Harrington: Why don’t you tell us what you really think…
Labour councillor dispensed with tip-toe diplomacy that the local authority applies to bike hire company
Friday, 16th January

HARRINGTON can find time for any local councillor, regardless of the colour on their rosette, as long as they do one thing: tell us what they really think.
After years of sitting in council meetings and interacting with local politicians, nothing is as unimpressive as hearing them recite scripts from pieces of paper.
It’s wholly underwhelming to hear their lemming-like adherence to every last note of pre-agreed stage management.
No risks, no fury.
How unusual then was the scene at neighbouring Camden town hall on Monday night when Labour councillor Awale Olad dispensed with the tip-toe diplomacy that the local authority applies to the Lime bike hire company.
Leaving no room for doubt about what his personal feelings are, he told one of the firm’s top staff in London across a council committee desk that he thought it was “a terrible, mendacious, incompetent, irresponsible, company”.
Cllr Olad says on some weeks half the emails that arrive in his council inbox are about dumped Lime bikes and overflowing parking bays in his Holborn and Covent Garden ward.

The front page of this week’s Camden New Journal
At one point, we weren’t sure whether his list of unflattering descriptions for the company would ever end.
You may disagree with him. You may be a loyal Lime bike rider, but it was nonetheless refreshing to hear a councillor share their thoughts without mumbling about… working in partnership with the relevant agencies to reach solutions for residents, or whatever it says down here on this memo from the whips.
Those who follow local politics in central London may well be thinking that Cllr Olad only felt liberated to speak in such a tone because he is stepping down from the council in May.
Perhaps going down that line only illustrates the point that councillors cage themselves in when it comes to commenting on anything.
He will surely enjoy a life where not every opinion needs “sign-off” from somebody else.

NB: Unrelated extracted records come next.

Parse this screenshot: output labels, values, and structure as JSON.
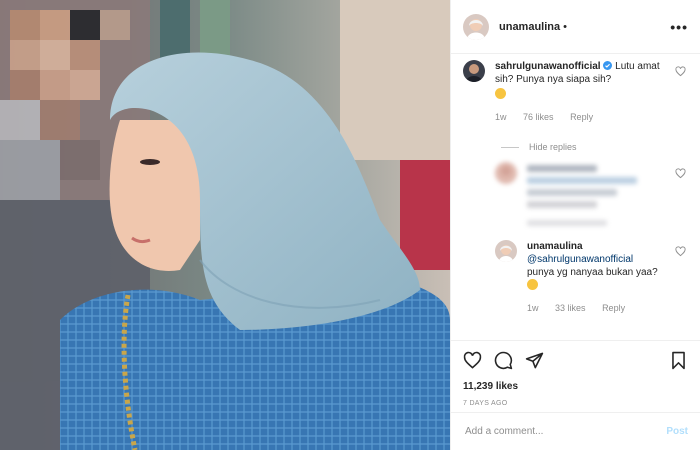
{
  "post": {
    "author": "unamaulina",
    "author_dot": "•",
    "more_label": "•••"
  },
  "comments": [
    {
      "author": "sahrulgunawanofficial",
      "verified": true,
      "text": "Lutu amat sih? Punya nya siapa sih?",
      "emoji": "heart-eyes-emoji",
      "time": "1w",
      "likes": "76 likes",
      "reply_label": "Reply"
    }
  ],
  "hide_replies_label": "Hide replies",
  "replies": [
    {
      "author": "unamaulina",
      "mention": "@sahrulgunawanofficial",
      "text": "punya yg nanyaa bukan yaa?",
      "emoji": "grin-emoji",
      "time": "1w",
      "likes": "33 likes",
      "reply_label": "Reply"
    }
  ],
  "actions": {
    "likes_count": "11,239 likes",
    "timestamp": "7 DAYS AGO"
  },
  "add_comment": {
    "placeholder": "Add a comment...",
    "post_label": "Post"
  },
  "colors": {
    "link": "#00376b",
    "verified": "#3897f0",
    "post_disabled": "#b2dffc",
    "hijab": "#9fbfd0",
    "dress": "#3d7bb8"
  }
}
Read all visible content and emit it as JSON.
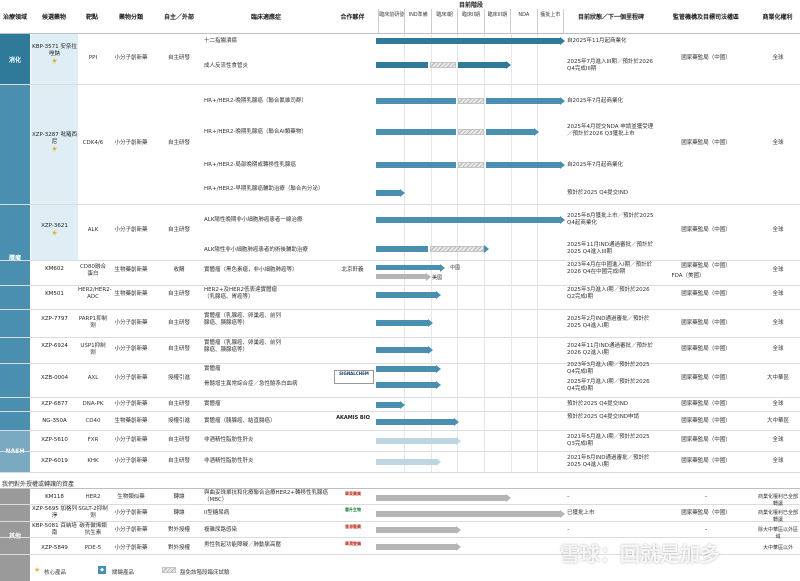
{
  "header": {
    "area": "治療領域",
    "candidate": "候選藥物",
    "target": "靶點",
    "category": "藥物分類",
    "origin": "自主／外部",
    "indication": "臨床適應症",
    "partner": "合作夥伴",
    "stage_title": "目前階段",
    "stages": [
      "臨床前研發",
      "IND準備",
      "臨床I期",
      "臨床II期",
      "臨床III期",
      "NDA",
      "獲批上市"
    ],
    "status": "目前狀態／下一個里程碑",
    "regulator": "監管機構及目標司法權區",
    "rights": "商業化權利"
  },
  "areas": {
    "digestion": "消化",
    "oncology": "腫瘤",
    "nash": "NASH",
    "other": "其他"
  },
  "rows": {
    "kbp3571": {
      "candidate": "KBP-3571 安奈拉唑鈉",
      "target": "PPI",
      "category": "小分子創新藥",
      "origin": "自主研發",
      "ind1": "十二指腸潰瘍",
      "ind2": "成人反流性食管炎",
      "status1": "自2025年11月起商業化",
      "status2": "2025年7月進入III期／預計於2026 Q4完成III期",
      "regulator": "國家藥監局（中國）",
      "rights": "全球"
    },
    "xzp3287": {
      "candidate": "XZP-3287 吡羅西尼",
      "target": "CDK4/6",
      "category": "小分子創新藥",
      "origin": "自主研發",
      "ind1": "HR+/HER2-晚期乳腺癌（聯合氟維司群）",
      "ind2": "HR+/HER2-晚期乳腺癌（聯合AI類藥物）",
      "ind3": "HR+/HER2-局部晚期或轉移性乳腺癌",
      "ind4": "HR+/HER2-早期乳腺癌輔助治療（聯合內分泌）",
      "status1": "自2025年7月起商業化",
      "status2": "2025年4月提交NDA 申請並獲受理／預計於2026 Q3獲批上市",
      "status3": "自2025年7月起商業化",
      "status4": "預計於2025 Q4提交IND",
      "regulator": "國家藥監局（中國）",
      "rights": "全球"
    },
    "xzp3621": {
      "candidate": "XZP-3621",
      "target": "ALK",
      "category": "小分子創新藥",
      "origin": "自主研發",
      "ind1": "ALK陽性晚期非小細胞肺癌患者一線治療",
      "ind2": "ALK陽性非小細胞肺癌患者的術後輔助治療",
      "status1": "2025年8月獲批上市／預計於2025 Q4起商業化",
      "status2": "2025年11月IND通過審批／預計於2025 Q4進入III期",
      "regulator": "國家藥監局（中國）",
      "rights": "全球"
    },
    "km602": {
      "candidate": "KM602",
      "target": "CD80融合蛋白",
      "category": "生物藥創新藥",
      "origin": "收購",
      "ind": "實體瘤（黑色素瘤，非小細胞肺癌等）",
      "partner": "北京軒義",
      "label_cn": "中國",
      "label_us": "美國",
      "status": "2023年4月在中國進入I期／預計於2026 Q4在中國完成I期",
      "regulator": "國家藥監局（中國）",
      "regulator2": "FDA（美國）",
      "rights": "全球"
    },
    "km501": {
      "candidate": "KM501",
      "target": "HER2/HER2-ADC",
      "category": "生物藥創新藥",
      "origin": "自主研發",
      "ind": "HER2+及HER2低表達實體瘤（乳腺癌、胃癌等）",
      "status": "2025年3月進入I期／預計於2026 Q2完成I期",
      "regulator": "國家藥監局（中國）",
      "rights": "全球"
    },
    "xzp7797": {
      "candidate": "XZP-7797",
      "target": "PARP1抑制劑",
      "category": "小分子創新藥",
      "origin": "自主研發",
      "ind": "實體瘤（乳腺癌、卵巢癌、前列腺癌、胰腺癌等）",
      "status": "2025年2月IND通過審批／預計於2025 Q4進入I期",
      "regulator": "國家藥監局（中國）",
      "rights": "全球"
    },
    "xzp6924": {
      "candidate": "XZP-6924",
      "target": "USP1抑制劑",
      "category": "小分子創新藥",
      "origin": "自主研發",
      "ind": "實體瘤（乳腺癌、卵巢癌、前列腺癌、胰腺癌等）",
      "status": "2024年11月IND通過審批／預計於2026 Q2進入I期",
      "regulator": "國家藥監局（中國）",
      "rights": "全球"
    },
    "xzb0004": {
      "candidate": "XZB-0004",
      "target": "AXL",
      "category": "小分子創新藥",
      "origin": "授權引進",
      "ind1": "實體瘤",
      "ind2": "骨髓增生異常綜合症／急性髓系白血病",
      "status1": "2023年3月進入I期／預計於2025 Q4完成I期",
      "status2": "2025年7月進入I期／預計於2026 Q4完成I期",
      "regulator": "國家藥監局（中國）",
      "rights": "大中華區"
    },
    "xzp6877": {
      "candidate": "XZP-6877",
      "target": "DNA-PK",
      "category": "小分子創新藥",
      "origin": "自主研發",
      "ind": "實體瘤",
      "status": "預計於2025 Q4提交IND",
      "regulator": "國家藥監局（中國）",
      "rights": "全球"
    },
    "ng350a": {
      "candidate": "NG-350A",
      "target": "CD40",
      "category": "生物藥創新藥",
      "origin": "授權引進",
      "ind": "實體瘤（胰腺癌、結直腸癌）",
      "status": "預計於2025 Q4提交IND申請",
      "regulator": "國家藥監局（中國）",
      "rights": "大中華區"
    },
    "xzp5610": {
      "candidate": "XZP-5610",
      "target": "FXR",
      "category": "小分子創新藥",
      "origin": "自主研發",
      "ind": "非酒精性脂肪性肝炎",
      "status": "2021年5月進入I期／預計於2025 Q3完成I期",
      "regulator": "國家藥監局（中國）",
      "rights": "全球"
    },
    "xzp6019": {
      "candidate": "XZP-6019",
      "target": "KHK",
      "category": "小分子創新藥",
      "origin": "自主研發",
      "ind": "非酒精性脂肪性肝炎",
      "status": "2021年8月IND通過審批／預計於2025 Q4進入I期",
      "regulator": "國家藥監局（中國）",
      "rights": "全球"
    }
  },
  "outlicense_title": "我們對外授權或轉讓的資產",
  "other_rows": {
    "km118": {
      "candidate": "KM118",
      "target": "HER2",
      "category": "生物類似藥",
      "origin": "轉讓",
      "ind": "與曲妥珠單抗和化療聯合治療HER2+轉移性乳腺癌（MBC）",
      "status": "–",
      "regulator": "–",
      "rights": "商業化權利已全部轉讓"
    },
    "xzp5695": {
      "candidate": "XZP-5695 加格列淨",
      "target": "SGLT-2抑制劑",
      "category": "小分子創新藥",
      "origin": "轉讓",
      "ind": "II型糖尿病",
      "status": "已獲批上市",
      "regulator": "國家藥監局（中國）",
      "rights": "商業化權利已全部轉讓"
    },
    "kbp5081": {
      "candidate": "KBP-5081 百納培南",
      "target": "碳青黴烯類抗生素",
      "category": "小分子創新藥",
      "origin": "對外授權",
      "ind": "複雜尿路感染",
      "status": "–",
      "regulator": "–",
      "rights": "除大中華區以外區域"
    },
    "xzp5849": {
      "candidate": "XZP-5849",
      "target": "PDE-5",
      "category": "小分子創新藥",
      "origin": "對外授權",
      "ind": "男性勃起功能障礙／肺動脈高壓",
      "status": "–",
      "regulator": "–",
      "rights": "大中華區以外"
    }
  },
  "partners": {
    "signalchem": "SIGNALCHEM",
    "akamis": "AKAMIS BIO",
    "p1": "華東藥業",
    "p2": "惠升生物",
    "p3": "慧源醫藥",
    "p4": "華潤雙鶴"
  },
  "legend": {
    "core": "核心產品",
    "key": "關鍵產品",
    "exempt": "豁免該階段臨床試驗"
  },
  "watermark": "雪球：回就是加多"
}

As well-liked as he is in the corridors, the Labour council leadership will no doubt have found his performance unhelpful.
Councils all over town are finding it difficult to strike a balance between meeting residents’ concerns about dumped bikes and not upsetting the people who can afford to rent them each day and like them as a new travel option.

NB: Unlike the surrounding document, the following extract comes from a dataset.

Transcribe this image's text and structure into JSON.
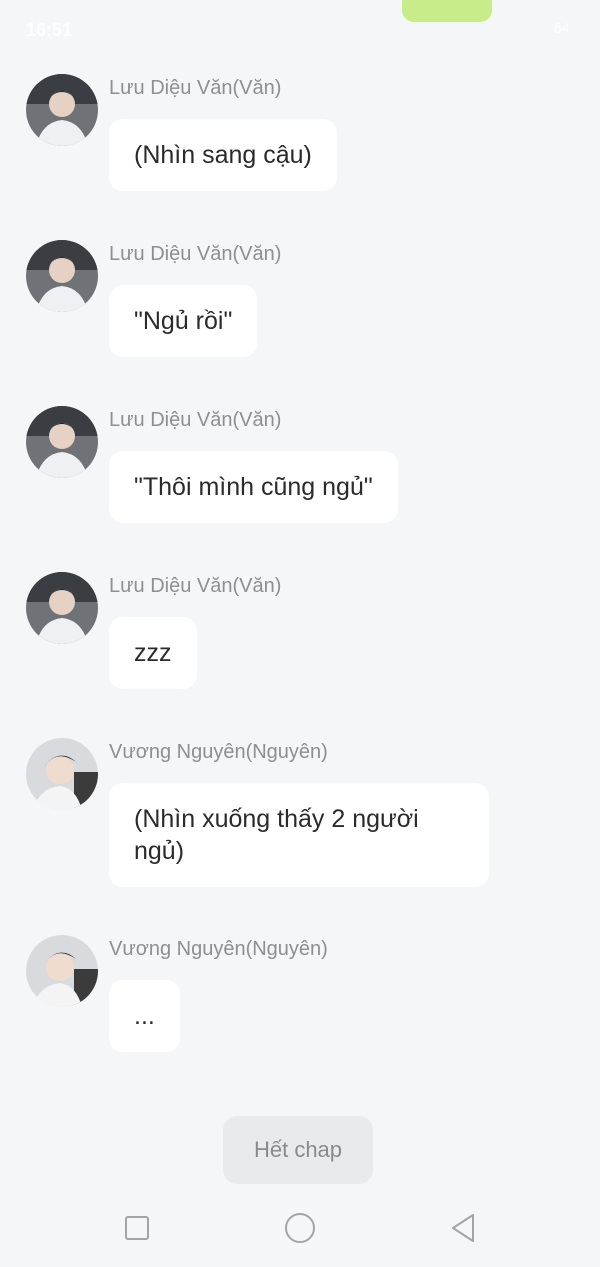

Lime understandably regularly reminds councils of the latter, but it did not stop Hounslow council pulling the plug on the service recently.
Islington is reportedly considering doing the same.
The firm’s public affairs chief Jack McKenna was the man who faced the rage in committee room two this week.
He said it was “unequivocal” that Lime had improved in the past 12 months when it came to moving bikes out of the way and tidying the bays.